Donner et recevoir

Pour apprendre à donner et à recevoir


Devenir membre d’une société ou d’une communauté exige l’apprentissage d’un ensemble spécifique de comportements et de coutumes. Ainsi, la compétence de «prendre et donner » repose sur des règles et des conventions sociales partagées, tant subtiles qu’évidentes, qui prennent du temps à être maîtrisées et pratiquées avec succès. L’acquisition d’une telle aptitude, plutôt difficile en soi, l’est d’autant plus lorsqu’une personne a été trahie, blessée, abusée ou rejetée par cette même société – incarnée par une personne représentative de toute la communauté tel un parent (dans le cas d’un enfant), un prêtre ou un enseignant, ou par une institution  (psychiatrique, éducative ou religieuse), ou par ces deux formes à la fois et de façon répétitive – comme c’est le cas pour la plupart des femmes fréquentant La rue des Femmes. Comment alors inciter, encourager, aider, supporter ces femmes dans une relation avec cette même collectivité qui les a si maltraitées et abusées, et par là répondre au phénomène de l’itinérance et de l’exclusion? Ne serait-ce pas par l’INCLUSION et la CONNEXION?

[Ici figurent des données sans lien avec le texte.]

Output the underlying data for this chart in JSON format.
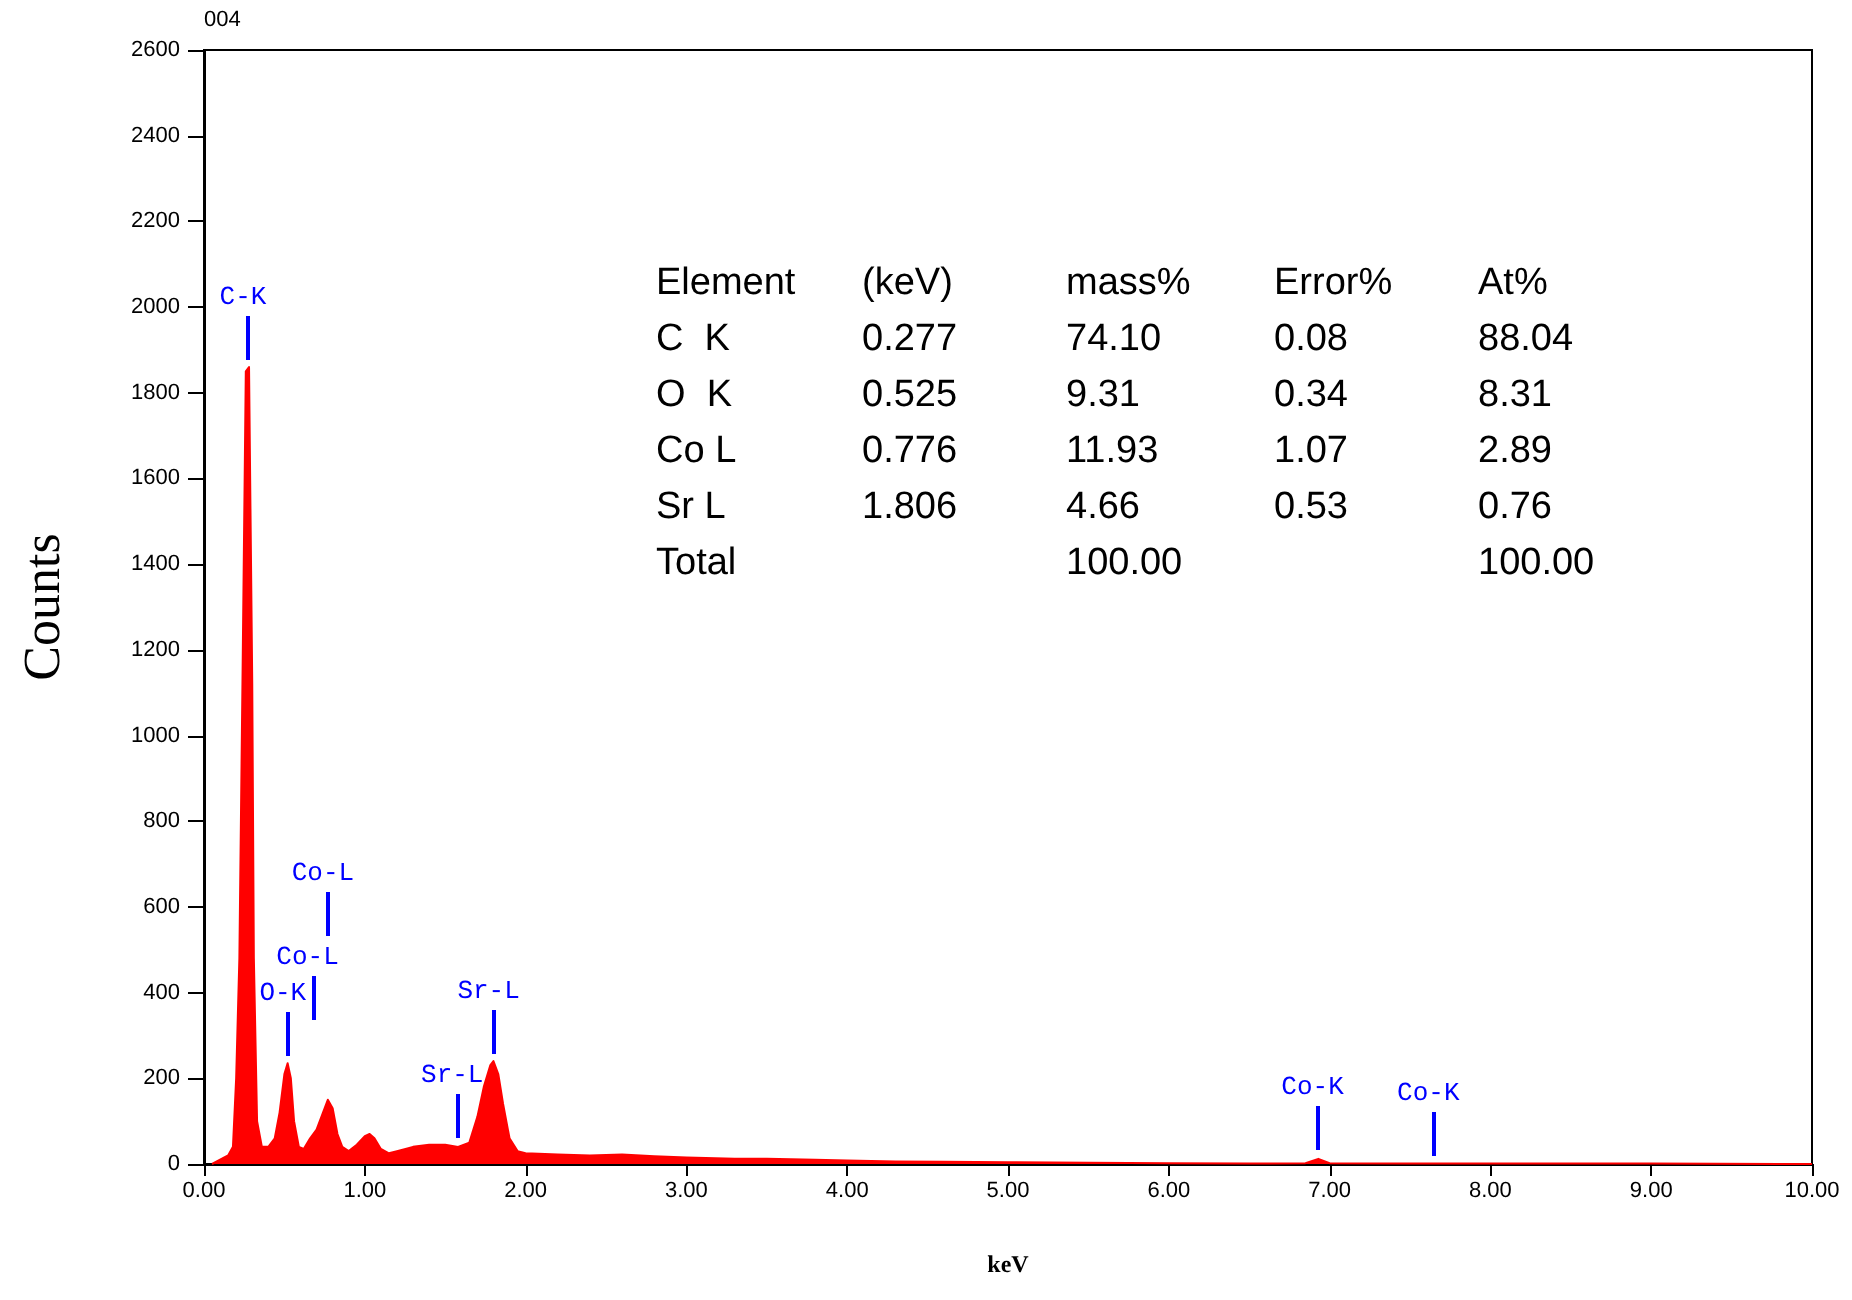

À La rue des Femmes, nous travaillons constamment à créer et à perfectionner une communauté qui permet aux femmes itinérantes de ré-expérimenter le lien avec les autres comme moyen de guérison et de reconnexion à la vie, dans la dignité et le sens de la maîtrise. À cette fin, notre pratique thérapeutique évolue et s’approfondie constamment, alors que la vision et les principes de base demeurent constants.

La conviction que la personne est beaucoup plus que l’ensemble de ses comportements fait partie de ces principes. En fait, c’est l’essence de ces femmes qu’il nous importe de connaître et c’est à leur essence que nous nous relions. L’essence est la partie de l’être qui répond à l’énergie de l’amour, de sa propre vérité, de la reconnaissance de l’humanité chez les autres, et qui est capable de ressentir toute la gamme des émotions. Et ce en dépit de tant d’années pour ces femmes à se défendre et à se couper d’elles-mêmes et des autres.

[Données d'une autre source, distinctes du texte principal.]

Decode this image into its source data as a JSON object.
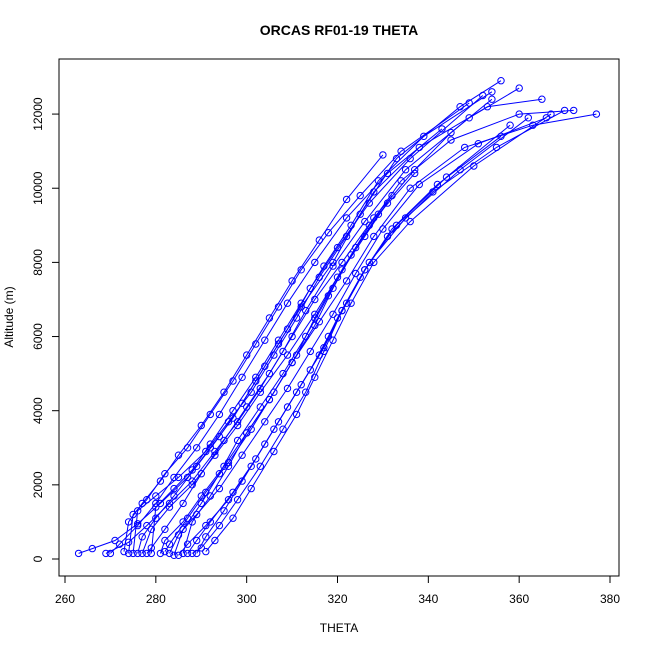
{
  "chart_data": {
    "type": "line",
    "title": "ORCAS RF01-19 THETA",
    "xlabel": "THETA",
    "ylabel": "Altitude (m)",
    "xlim": [
      260,
      380
    ],
    "ylim": [
      0,
      13000
    ],
    "xticks": [
      260,
      280,
      300,
      320,
      340,
      360,
      380
    ],
    "yticks": [
      0,
      2000,
      4000,
      6000,
      8000,
      10000,
      12000
    ],
    "color": "#0000ff",
    "marker": "open-circle",
    "series": [
      {
        "x": [
          263,
          266,
          271,
          276,
          281,
          287,
          292,
          297,
          302,
          307,
          312,
          319,
          325,
          333,
          347,
          356
        ],
        "y": [
          150,
          280,
          500,
          950,
          1500,
          2200,
          3000,
          3800,
          4800,
          5800,
          6800,
          8000,
          9300,
          10800,
          12200,
          12900
        ]
      },
      {
        "x": [
          269,
          274,
          278,
          283,
          288,
          293,
          298,
          303,
          308,
          313,
          319,
          326,
          335,
          349,
          360
        ],
        "y": [
          150,
          450,
          900,
          1500,
          2100,
          2900,
          3700,
          4600,
          5600,
          6700,
          7900,
          9100,
          10500,
          11900,
          12700
        ]
      },
      {
        "x": [
          275,
          276,
          280,
          285,
          291,
          296,
          301,
          306,
          311,
          316,
          322,
          328,
          338,
          353,
          365
        ],
        "y": [
          150,
          1300,
          1700,
          2200,
          2900,
          3700,
          4500,
          5500,
          6500,
          7600,
          8700,
          9900,
          11100,
          12200,
          12400
        ]
      },
      {
        "x": [
          277,
          279,
          283,
          288,
          293,
          298,
          303,
          309,
          315,
          321,
          327,
          334,
          345,
          360,
          372
        ],
        "y": [
          150,
          800,
          1400,
          2000,
          2800,
          3600,
          4500,
          5500,
          6600,
          7800,
          9000,
          10200,
          11300,
          12000,
          12100
        ]
      },
      {
        "x": [
          281,
          282,
          286,
          290,
          295,
          300,
          305,
          310,
          316,
          322,
          328,
          336,
          348,
          363,
          377
        ],
        "y": [
          150,
          500,
          1000,
          1700,
          2500,
          3400,
          4300,
          5300,
          6400,
          7500,
          8700,
          10000,
          11100,
          11700,
          12000
        ]
      },
      {
        "x": [
          283,
          285,
          289,
          294,
          299,
          304,
          309,
          314,
          319,
          324,
          330,
          338,
          351,
          366
        ],
        "y": [
          150,
          650,
          1200,
          1900,
          2800,
          3700,
          4600,
          5600,
          6600,
          7700,
          8900,
          10100,
          11200,
          11900
        ]
      },
      {
        "x": [
          285,
          287,
          291,
          296,
          301,
          306,
          311,
          316,
          320,
          325,
          331,
          341,
          355,
          370
        ],
        "y": [
          100,
          400,
          900,
          1600,
          2500,
          3500,
          4500,
          5500,
          6500,
          7600,
          8700,
          9900,
          11100,
          12100
        ]
      },
      {
        "x": [
          287,
          289,
          292,
          297,
          302,
          307,
          312,
          317,
          321,
          326,
          333,
          344,
          358
        ],
        "y": [
          150,
          500,
          1000,
          1800,
          2700,
          3700,
          4700,
          5700,
          6700,
          7800,
          9000,
          10300,
          11700
        ]
      },
      {
        "x": [
          289,
          291,
          295,
          299,
          304,
          309,
          314,
          318,
          322,
          327,
          335,
          347,
          362
        ],
        "y": [
          150,
          600,
          1300,
          2100,
          3100,
          4100,
          5100,
          6000,
          6900,
          8000,
          9200,
          10500,
          11900
        ]
      },
      {
        "x": [
          273,
          274,
          277,
          281,
          285,
          290,
          295,
          300,
          305,
          310,
          316,
          322,
          330
        ],
        "y": [
          200,
          1000,
          1500,
          2100,
          2800,
          3600,
          4500,
          5500,
          6500,
          7500,
          8600,
          9700,
          10900
        ]
      },
      {
        "x": [
          274,
          275,
          278,
          282,
          287,
          292,
          297,
          302,
          307,
          312,
          318,
          325,
          334,
          349
        ],
        "y": [
          150,
          1200,
          1600,
          2300,
          3000,
          3900,
          4800,
          5800,
          6800,
          7800,
          8800,
          9800,
          11000,
          12300
        ]
      },
      {
        "x": [
          276,
          277,
          280,
          284,
          289,
          294,
          299,
          304,
          309,
          314,
          320,
          327,
          336,
          352
        ],
        "y": [
          150,
          600,
          1100,
          1700,
          2500,
          3300,
          4200,
          5200,
          6200,
          7300,
          8400,
          9600,
          10800,
          12500
        ]
      },
      {
        "x": [
          279,
          280,
          284,
          288,
          292,
          297,
          302,
          307,
          312,
          317,
          323,
          329,
          339,
          354
        ],
        "y": [
          150,
          1400,
          1900,
          2400,
          3100,
          4000,
          4900,
          5900,
          6900,
          7900,
          9000,
          10200,
          11400,
          12600
        ]
      },
      {
        "x": [
          282,
          283,
          287,
          291,
          296,
          301,
          306,
          311,
          315,
          320,
          326,
          332
        ],
        "y": [
          200,
          400,
          1100,
          1800,
          2600,
          3500,
          4500,
          5500,
          6500,
          7600,
          8700,
          9800
        ]
      },
      {
        "x": [
          284,
          286,
          290,
          294,
          298,
          303,
          308,
          313,
          318,
          323,
          329,
          337
        ],
        "y": [
          100,
          800,
          1500,
          2300,
          3200,
          4100,
          5000,
          6000,
          7100,
          8200,
          9300,
          10400
        ]
      },
      {
        "x": [
          286,
          288,
          292,
          296,
          300,
          305,
          310,
          315,
          319,
          324,
          331
        ],
        "y": [
          150,
          1000,
          1700,
          2500,
          3400,
          4300,
          5300,
          6300,
          7300,
          8400,
          9600
        ]
      },
      {
        "x": [
          278,
          279,
          282,
          286,
          290,
          295,
          300,
          305,
          310,
          315,
          321,
          328,
          337,
          345,
          354
        ],
        "y": [
          150,
          300,
          800,
          1500,
          2300,
          3200,
          4100,
          5000,
          6000,
          7000,
          8000,
          9200,
          10500,
          11500,
          12400
        ]
      },
      {
        "x": [
          288,
          290,
          294,
          298,
          303,
          308,
          313,
          317,
          321,
          326,
          332,
          342,
          356
        ],
        "y": [
          150,
          300,
          900,
          1600,
          2500,
          3500,
          4500,
          5600,
          6700,
          7800,
          8900,
          10100,
          11400
        ]
      },
      {
        "x": [
          291,
          293,
          297,
          301,
          306,
          311,
          315,
          319,
          323,
          328,
          336,
          350,
          367
        ],
        "y": [
          200,
          500,
          1100,
          1900,
          2900,
          3900,
          4900,
          5900,
          6900,
          8000,
          9100,
          10600,
          12000
        ]
      },
      {
        "x": [
          270,
          272,
          276,
          280,
          284,
          289,
          294,
          299,
          304,
          309,
          315,
          322,
          331,
          343
        ],
        "y": [
          150,
          400,
          900,
          1500,
          2200,
          3000,
          3900,
          4900,
          5900,
          6900,
          8000,
          9200,
          10400,
          11600
        ]
      }
    ]
  }
}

Sachant avec une certitude absolue que l’essence de chaque personne reste intacte peu importe son histoire, nous sommes capables de nous approcher de chacune d’elle d’une manière qui l’incite et l’encourage à revivre l’expérience d’elle-même et des autres en tant que participante à cette même communauté vivante, et à donner et à recevoir le bien-être du lien partagé.

Les fondements de cette thérapie sont, entre autres, l’acceptation, la conscience de soi, l’expérience pour soi et pour l’autre du droit absolu d’exister, la connaissance de la vie comme mouvement vibrationnel ou sensoriel (respiration, sentiments, sensations, pensées, fonctions du corps), le droit de créer sa propre réalité, la maîtrise de sa propre vie, le pouvoir de faire des choix, la nécessité d’être en sécurité, l’habilité de réécrire son histoire dans une nouvelle perspective, et la capacité de créer, danser, chanter et jouer.

Tous ces éléments font partie des valeurs et des principes premiers qui continuent à nous guider dans cette passionnante expérience d’inclusion et de connexion, dans le but ultime de créer une communauté avec le groupe le plus exclu de notre société.